I still think the movies best moments aren’t about the heroism, despite it’s dominating the screen, the best moments are when Bob and Helen are coping with real life issues and real life tensions in their relationship that would exist whether or not they were Supers. Bob is still having his mid-life crisis, and struggling with responsibilities Helen had always managed for him. And, in this new movie, he must also cope with the fact that Helen is the one taking the helm professionally and as a hero. Helen must overcome her need to mother-hen and fear that Bob isn’t up to the job as a dad the same way he is up for the job as a hero. Both must cope with the fact that their children currently face a world in which they will be judged and looked down on by those who know what they are, a world in which they must hide their powers and fake normality. Both must cope with their own ideas of morality coming into conflict with a system that really isn’t designed to accommodate exceptionalism.
All of these are real world issues that will sound familiar to some, if not most, of The Incredible’s audience. Moreover, it’s a kids movie that focuses in a lot on the parents. Another rarity. The fact that the issues are real, and the character reactions to those issues feel equally genuine, is what made the first movie such a success with adults and teenagers as well as kids. The second movie brings all the same flare. I would argue, even, that The Incredibles 2 did a better job tackling the real world inside of it’s fantasy than the first.

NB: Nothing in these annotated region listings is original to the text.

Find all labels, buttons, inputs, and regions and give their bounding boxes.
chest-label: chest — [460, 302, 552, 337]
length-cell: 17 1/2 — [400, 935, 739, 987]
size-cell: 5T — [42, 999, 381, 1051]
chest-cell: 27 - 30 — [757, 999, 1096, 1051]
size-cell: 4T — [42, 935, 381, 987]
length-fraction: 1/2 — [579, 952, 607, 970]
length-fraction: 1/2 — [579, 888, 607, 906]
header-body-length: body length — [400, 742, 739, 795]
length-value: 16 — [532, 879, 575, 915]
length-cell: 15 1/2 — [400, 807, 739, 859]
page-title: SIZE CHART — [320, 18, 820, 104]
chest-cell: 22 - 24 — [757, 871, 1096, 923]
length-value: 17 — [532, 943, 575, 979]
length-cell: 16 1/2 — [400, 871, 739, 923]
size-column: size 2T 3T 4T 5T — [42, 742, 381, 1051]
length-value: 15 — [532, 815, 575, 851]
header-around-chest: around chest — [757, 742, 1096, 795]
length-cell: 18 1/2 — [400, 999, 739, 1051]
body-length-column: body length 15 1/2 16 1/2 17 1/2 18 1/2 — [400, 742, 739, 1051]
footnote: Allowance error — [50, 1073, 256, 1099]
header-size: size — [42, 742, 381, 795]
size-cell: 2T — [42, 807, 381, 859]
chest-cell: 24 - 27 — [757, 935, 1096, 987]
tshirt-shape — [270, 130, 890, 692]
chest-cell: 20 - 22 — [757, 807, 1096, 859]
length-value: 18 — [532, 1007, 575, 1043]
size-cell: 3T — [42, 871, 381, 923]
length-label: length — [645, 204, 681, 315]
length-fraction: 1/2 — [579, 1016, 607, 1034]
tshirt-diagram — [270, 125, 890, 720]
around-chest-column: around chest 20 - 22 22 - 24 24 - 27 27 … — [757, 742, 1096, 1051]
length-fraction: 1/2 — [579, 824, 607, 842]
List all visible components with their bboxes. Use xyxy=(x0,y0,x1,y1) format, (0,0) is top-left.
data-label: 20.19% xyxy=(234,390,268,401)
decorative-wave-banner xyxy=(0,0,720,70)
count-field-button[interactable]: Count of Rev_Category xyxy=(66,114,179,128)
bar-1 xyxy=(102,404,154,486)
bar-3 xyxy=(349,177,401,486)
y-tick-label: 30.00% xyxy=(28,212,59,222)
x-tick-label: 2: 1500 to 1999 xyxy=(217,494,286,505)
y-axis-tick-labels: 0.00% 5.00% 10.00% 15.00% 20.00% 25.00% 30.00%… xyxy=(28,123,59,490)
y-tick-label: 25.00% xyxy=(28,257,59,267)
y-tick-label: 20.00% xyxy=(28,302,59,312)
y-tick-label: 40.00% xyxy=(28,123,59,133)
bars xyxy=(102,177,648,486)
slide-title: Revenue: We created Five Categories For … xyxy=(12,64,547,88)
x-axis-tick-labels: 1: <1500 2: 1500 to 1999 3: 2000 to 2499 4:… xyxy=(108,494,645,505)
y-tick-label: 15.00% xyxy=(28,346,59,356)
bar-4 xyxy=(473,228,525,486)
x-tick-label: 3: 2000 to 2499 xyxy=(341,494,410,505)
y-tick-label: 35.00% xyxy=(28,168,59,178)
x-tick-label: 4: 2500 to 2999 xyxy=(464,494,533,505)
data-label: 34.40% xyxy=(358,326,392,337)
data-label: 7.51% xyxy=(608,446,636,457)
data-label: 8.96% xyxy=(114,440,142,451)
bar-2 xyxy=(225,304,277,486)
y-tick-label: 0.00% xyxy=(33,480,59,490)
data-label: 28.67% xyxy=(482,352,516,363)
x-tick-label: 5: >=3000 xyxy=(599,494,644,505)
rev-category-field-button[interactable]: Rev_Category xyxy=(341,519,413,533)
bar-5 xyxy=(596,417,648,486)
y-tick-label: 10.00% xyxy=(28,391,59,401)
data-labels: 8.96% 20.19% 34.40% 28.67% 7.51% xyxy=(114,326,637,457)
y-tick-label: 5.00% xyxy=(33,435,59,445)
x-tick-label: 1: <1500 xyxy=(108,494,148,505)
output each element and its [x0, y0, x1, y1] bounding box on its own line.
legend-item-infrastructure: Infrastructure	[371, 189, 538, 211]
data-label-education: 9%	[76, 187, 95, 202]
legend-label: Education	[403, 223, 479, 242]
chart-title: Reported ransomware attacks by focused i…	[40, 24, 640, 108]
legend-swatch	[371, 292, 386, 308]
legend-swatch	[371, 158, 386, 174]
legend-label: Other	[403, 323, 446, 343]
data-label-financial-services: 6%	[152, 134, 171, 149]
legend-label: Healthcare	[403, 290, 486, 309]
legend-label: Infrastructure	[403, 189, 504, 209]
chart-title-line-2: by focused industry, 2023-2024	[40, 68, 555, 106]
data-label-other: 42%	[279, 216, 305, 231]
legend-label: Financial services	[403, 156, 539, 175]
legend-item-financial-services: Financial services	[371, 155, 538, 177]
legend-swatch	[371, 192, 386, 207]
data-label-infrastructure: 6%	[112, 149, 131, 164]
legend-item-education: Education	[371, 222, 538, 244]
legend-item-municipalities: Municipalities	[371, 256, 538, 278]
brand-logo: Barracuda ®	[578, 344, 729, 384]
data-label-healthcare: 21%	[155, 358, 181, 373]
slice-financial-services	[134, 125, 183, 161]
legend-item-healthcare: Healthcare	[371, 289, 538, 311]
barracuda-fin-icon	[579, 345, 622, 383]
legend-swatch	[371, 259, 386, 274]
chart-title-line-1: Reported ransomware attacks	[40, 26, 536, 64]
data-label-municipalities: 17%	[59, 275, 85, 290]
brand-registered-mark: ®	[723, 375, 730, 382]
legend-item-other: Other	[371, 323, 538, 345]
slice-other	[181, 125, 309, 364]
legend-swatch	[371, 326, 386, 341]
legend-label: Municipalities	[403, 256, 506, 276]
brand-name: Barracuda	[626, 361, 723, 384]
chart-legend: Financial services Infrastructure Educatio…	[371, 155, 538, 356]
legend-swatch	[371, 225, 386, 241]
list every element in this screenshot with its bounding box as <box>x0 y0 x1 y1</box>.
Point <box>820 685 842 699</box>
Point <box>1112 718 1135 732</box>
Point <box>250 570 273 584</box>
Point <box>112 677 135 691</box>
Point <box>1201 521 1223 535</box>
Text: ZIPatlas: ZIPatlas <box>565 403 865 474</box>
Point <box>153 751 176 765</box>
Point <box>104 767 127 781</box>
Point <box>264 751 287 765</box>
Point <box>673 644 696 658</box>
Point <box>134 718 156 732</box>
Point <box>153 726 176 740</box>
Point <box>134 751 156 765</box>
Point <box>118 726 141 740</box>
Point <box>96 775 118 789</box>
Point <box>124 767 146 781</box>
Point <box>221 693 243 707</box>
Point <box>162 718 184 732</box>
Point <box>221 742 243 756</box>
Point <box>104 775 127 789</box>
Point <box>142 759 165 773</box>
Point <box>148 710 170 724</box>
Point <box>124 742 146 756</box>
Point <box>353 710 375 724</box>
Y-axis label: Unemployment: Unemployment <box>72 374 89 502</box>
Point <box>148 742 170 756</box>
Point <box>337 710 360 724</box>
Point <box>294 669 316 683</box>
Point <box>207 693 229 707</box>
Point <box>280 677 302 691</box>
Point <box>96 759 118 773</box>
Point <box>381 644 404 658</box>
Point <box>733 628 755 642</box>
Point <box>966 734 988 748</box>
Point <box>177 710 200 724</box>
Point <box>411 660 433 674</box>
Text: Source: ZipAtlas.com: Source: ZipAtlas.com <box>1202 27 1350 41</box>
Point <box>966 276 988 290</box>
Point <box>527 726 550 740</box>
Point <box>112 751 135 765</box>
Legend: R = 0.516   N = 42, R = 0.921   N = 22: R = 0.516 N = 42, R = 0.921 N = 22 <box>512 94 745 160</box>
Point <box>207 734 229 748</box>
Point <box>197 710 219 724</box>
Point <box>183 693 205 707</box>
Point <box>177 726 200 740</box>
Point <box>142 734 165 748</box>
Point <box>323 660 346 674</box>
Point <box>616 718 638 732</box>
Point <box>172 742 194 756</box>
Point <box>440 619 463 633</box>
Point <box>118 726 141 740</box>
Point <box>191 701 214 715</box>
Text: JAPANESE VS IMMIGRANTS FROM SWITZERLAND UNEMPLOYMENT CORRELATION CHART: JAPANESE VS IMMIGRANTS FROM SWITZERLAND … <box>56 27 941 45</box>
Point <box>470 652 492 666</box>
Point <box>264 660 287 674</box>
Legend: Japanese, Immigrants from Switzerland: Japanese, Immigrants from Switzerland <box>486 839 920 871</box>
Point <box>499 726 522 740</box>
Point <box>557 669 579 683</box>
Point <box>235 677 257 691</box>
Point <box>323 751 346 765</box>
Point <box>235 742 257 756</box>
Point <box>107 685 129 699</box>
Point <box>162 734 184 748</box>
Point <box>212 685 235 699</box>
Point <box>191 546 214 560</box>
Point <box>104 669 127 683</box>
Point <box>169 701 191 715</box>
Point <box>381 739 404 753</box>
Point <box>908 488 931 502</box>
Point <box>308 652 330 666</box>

P.S. No review of this movie is complete without at least one disclaimer, this movie is NOT epilepsy friendly. If you have any disorder, seizure related or not, that is potentially triggered by rapidly flashing lights, maybe give this one a pass. At the very least I would recommend waiting until the movie is available as a DVD or Blu-Ray so you can watch at home and with someone there who knows what to do should certain scenes cause a problem.